ROME, MARCH 4, 2003 (Zenit.org).- John Paul II’s invitation that Ash Wednesday be observed as a day of prayer and fasting for peace is acquiring an interreligious dimension.
In an interview on Vatican Radio, Monsignor Bruno Forte, president of the Faculty of Theology of Southern Italy and member of the International Theological Commission, explained the meaning of fasting and the reasons for the favorable reception of the Pope’s initiative.
Q: What are the reasons for the success of this initiative?
Monsignor Forte: Many reasons. Because the Pope has increasingly made himself and is the voice of the whole of humanity that says “no to war” and “yes to peace.” Because his appeal to ethical exigency as a priority, in contrast to mere calculation and economic and political interests, finds a response in the depth of the consciences of a great part of humanity. Because the war, just as it is proposed — a sort of preventive war — has no moral foundation and, therefore, in no way can be justified by man’s conscience.
This is why, when the Pope proposes fasting and prayer, that is, a concrete sign of participation in invoking God for peace but also of commitment to peace, the consensus around him is so great, not only on the part of Catholics, but equally on the part of believers, Christians of other denominations and also nonbelievers who recognize in this voice the voice of the depths of humanity’s conscience that is crying out “no to war” and “yes to peace.”
Q: What is the meaning of fasting for peace?
Monsignor Forte: Fasting has two great meanings in biblical and Christian tradition. On one hand, a penitential meaning — it is a sign of mortification. In the second place, an eschatological meaning — it is the sign of desire, of expectation, of hope.
When one expects someone important in one’s life, it is as if even hunger and thirst take second place. Well then, the two meanings are combined in the Pope’s proposal.
There is need for purification, because what is happening in the world is certainly the result of the logic of egoism and therefore of a burden of guilt that we must expiate and of which we have to purify ourselves in a certain measure before God.
On the other hand, there is this great expectation, this hope of peace, that exists in the depth of humanity’s heart and of which, precisely, the Pope has made himself the echo.
Q: Is fasting a practice that Christians share with other believers? Does it mean that it might help interreligious dialogue?
Monsignor Forte: I am increasingly convinced that the most authentic, profound meeting place at the level of the interreligious dialogue is that of mystical experience, namely, the living encounter with God.
Fasting is a means for this type of encounter and certainly the fact that believers of other religious traditions have adhered to the Pope’s proposal does no more than confirm that the commitment to peace can be an area of real ecumenical and interreligious convergence.
Q: What does fasting mean for a nonbeliever?

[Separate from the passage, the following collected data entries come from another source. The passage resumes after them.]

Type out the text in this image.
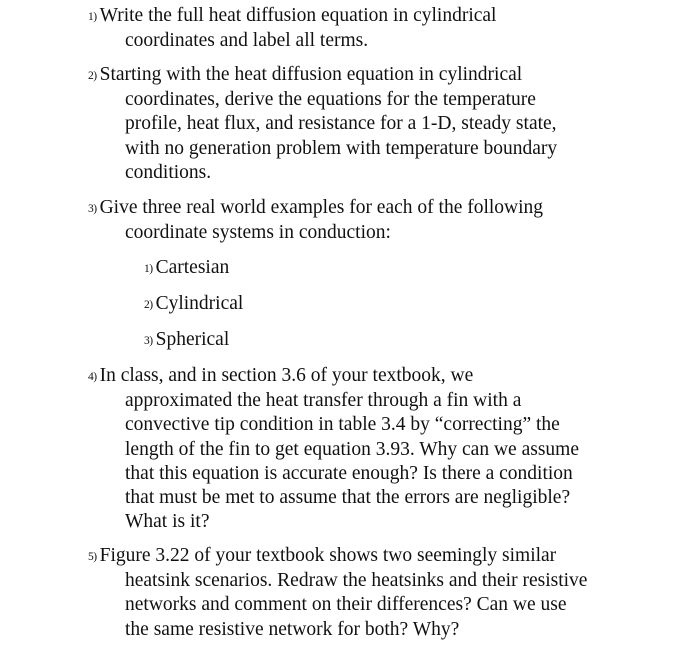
1) Write the full heat diffusion equation in cylindrical
coordinates and label all terms.
2) Starting with the heat diffusion equation in cylindrical
coordinates, derive the equations for the temperature
profile, heat flux, and resistance for a 1-D, steady state,
with no generation problem with temperature boundary
conditions.
3) Give three real world examples for each of the following
coordinate systems in conduction:
1) Cartesian
2) Cylindrical
3) Spherical
4) In class, and in section 3.6 of your textbook, we
approximated the heat transfer through a fin with a
convective tip condition in table 3.4 by “correcting” the
length of the fin to get equation 3.93. Why can we assume
that this equation is accurate enough? Is there a condition
that must be met to assume that the errors are negligible?
What is it?
5) Figure 3.22 of your textbook shows two seemingly similar
heatsink scenarios. Redraw the heatsinks and their resistive
networks and comment on their differences? Can we use
the same resistive network for both? Why?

Monsignor Forte: I think that in this case it means, above all, an unconditional “yes” to the line that the Pope has reflected of “no to war” and of “yes to peace.” A “yes” to the ethical exigencies that are involved, but I would also say to the spiritual exigencies of renewal that the Pope sees joined to a commitment of this type.
Q: Can fasting and prayer really change the course of history?
Monsignor Forte: What I believe is that God can change the course of history, and fasting and prayer are certainly a strong sign directed to his heart so that he will have mercy on this humanity.
Thus, the impossible can be possible: what seems humanly secure — that the logic of arms, and of economic and political interests prevail — might be profoundly shattered by this movement of conversion, renewal, prayer, invocation, of which the Pope is voice for the whole of humanity.